Зулус послушно натянул на голое тело толстый свитер грубой вязки. Долго протискивал лохматую голову сквозь хомут ворота. Но когда пролез на белый свет и взглянул на народ, то лицо оказалось улыбчивым, тихомирным, а лоб приобрел синюшный оттенок, и на щеки пала сизая поволока. Покорно прошел за стол, опустился возле Нины, лихо оприходовал пару стопок, не закусывая, потянул было в рот щепоть квашеной капусты, не удержал в пальцах, смахнул со стола локтем на пол.
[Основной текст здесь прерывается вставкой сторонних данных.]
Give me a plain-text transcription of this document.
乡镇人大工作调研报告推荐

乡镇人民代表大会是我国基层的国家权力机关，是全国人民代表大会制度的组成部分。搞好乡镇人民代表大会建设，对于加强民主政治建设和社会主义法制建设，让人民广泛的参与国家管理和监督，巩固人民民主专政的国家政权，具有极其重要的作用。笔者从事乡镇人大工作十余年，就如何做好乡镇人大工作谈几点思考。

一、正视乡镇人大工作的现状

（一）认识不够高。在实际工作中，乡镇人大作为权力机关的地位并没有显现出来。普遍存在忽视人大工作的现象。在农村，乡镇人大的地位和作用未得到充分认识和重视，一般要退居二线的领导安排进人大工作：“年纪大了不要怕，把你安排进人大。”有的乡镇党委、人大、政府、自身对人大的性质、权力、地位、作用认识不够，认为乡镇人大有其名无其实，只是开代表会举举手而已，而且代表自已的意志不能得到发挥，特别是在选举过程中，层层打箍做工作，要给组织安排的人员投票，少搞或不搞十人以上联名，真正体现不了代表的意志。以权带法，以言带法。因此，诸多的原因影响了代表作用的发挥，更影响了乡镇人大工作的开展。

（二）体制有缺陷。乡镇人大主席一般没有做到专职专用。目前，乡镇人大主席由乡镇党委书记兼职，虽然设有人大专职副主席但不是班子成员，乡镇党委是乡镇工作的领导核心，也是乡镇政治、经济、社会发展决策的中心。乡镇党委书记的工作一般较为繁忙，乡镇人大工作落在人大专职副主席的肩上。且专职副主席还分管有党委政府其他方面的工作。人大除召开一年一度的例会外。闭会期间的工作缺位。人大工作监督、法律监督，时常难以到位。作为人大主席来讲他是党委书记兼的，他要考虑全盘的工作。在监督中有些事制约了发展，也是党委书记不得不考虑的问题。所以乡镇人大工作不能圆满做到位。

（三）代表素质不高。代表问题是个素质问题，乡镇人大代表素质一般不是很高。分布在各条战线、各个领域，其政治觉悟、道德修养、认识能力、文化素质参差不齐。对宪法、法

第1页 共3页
Шура нахмурилась, она сидела царственно, с прямой спиною, приоткинув назад тяжелую породистую голову с русым хохлом волос, платье обливало могучий торс матроны, будто слилось с кожею. Пила она со вкусом и удовольствием, отхлебывая мелкими глотками, как воду, не морщась, и в глубоких голубых глазах не отражалось муки. А обычная столовская граненая рюмка в ее пухлой белой ладони выглядела дорогим хрусталем.
– Не будь скотиною, Федя, – сказала Шура мягко. Зулус не ответил. Он мрачно ухмылялся, отчего-то почасту кидая на меня непримиримый взгляд, словно бы я переступил дорогу, но открытой ссоры не затеивал, чего-то страшился, а может, искренне верил в свою придумку, что «за мною ходят смертя». Почему-то во мне Зулус отыскал однажды кровного врага и с той поры держал скрытую дуэль. А может, я все сочинил?
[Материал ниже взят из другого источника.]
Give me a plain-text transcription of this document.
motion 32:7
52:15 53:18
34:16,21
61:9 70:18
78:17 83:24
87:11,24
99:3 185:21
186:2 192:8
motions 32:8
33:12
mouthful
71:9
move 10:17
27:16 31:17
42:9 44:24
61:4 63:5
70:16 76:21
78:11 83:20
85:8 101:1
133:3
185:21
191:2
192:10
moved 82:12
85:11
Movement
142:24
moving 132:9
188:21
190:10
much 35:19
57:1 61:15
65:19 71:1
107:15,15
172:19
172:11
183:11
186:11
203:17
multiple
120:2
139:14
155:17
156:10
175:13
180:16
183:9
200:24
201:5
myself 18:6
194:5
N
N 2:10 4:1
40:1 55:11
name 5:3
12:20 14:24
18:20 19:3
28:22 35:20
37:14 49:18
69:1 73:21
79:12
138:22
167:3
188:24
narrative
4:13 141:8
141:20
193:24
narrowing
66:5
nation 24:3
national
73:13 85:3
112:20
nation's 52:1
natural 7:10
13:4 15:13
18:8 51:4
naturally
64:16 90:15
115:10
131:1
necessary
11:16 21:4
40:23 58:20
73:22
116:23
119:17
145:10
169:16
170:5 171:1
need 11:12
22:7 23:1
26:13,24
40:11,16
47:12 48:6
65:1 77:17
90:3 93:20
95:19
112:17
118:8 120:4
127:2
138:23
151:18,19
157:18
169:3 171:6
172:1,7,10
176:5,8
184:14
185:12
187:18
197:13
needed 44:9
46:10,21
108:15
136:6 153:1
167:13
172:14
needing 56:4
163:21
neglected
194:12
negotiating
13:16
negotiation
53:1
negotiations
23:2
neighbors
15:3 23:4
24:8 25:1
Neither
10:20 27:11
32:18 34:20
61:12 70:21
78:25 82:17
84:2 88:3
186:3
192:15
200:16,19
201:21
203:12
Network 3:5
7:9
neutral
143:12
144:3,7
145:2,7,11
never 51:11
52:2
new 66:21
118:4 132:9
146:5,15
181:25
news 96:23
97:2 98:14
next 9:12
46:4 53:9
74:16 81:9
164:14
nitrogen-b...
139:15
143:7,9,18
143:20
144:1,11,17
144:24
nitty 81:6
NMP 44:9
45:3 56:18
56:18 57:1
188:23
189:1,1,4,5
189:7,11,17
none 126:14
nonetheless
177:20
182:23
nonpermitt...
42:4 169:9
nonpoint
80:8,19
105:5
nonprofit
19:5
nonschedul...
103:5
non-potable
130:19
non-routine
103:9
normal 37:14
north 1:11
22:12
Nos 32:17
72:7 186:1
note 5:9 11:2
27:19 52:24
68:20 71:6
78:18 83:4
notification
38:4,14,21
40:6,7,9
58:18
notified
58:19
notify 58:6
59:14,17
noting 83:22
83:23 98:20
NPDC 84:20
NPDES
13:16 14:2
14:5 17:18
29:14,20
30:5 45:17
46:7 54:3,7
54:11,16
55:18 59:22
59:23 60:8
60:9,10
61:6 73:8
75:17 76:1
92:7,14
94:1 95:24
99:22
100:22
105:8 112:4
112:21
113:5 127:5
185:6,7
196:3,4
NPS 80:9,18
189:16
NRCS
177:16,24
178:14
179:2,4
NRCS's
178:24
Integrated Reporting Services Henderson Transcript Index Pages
Вдруг жестко притянул к себе Нину, шумно понюхал скуластую щеку и властно поцеловал. Нина глядела на нас покорливо, как овца на стрижке, и не смела перечить...
– Нинка, давай на брудершафт...
– Феденька, я не могу... Шура, скажи ему, что я не могу пить. Что мне муж скажет? – умоляющим голосом повторила она. – У меня и в горле першит... Наверное, ангина.
– А это мы сейчас проверим... Ты, дурочка, не бойся. От поцелуя не забрюхатеешь. – Зулус крюком руки заякорил соседку, привлек к себе, впился в губы. – Ой сладко, будто портвейн три семерки... Так сладко еще не пивал. И никакой тебе ангины. Ты ничего не бойся, Нинка, окромя СПИДа. СПИД – не спит! И на родном муже схватишь. Приедешь, доложись ему: на заразу проверена.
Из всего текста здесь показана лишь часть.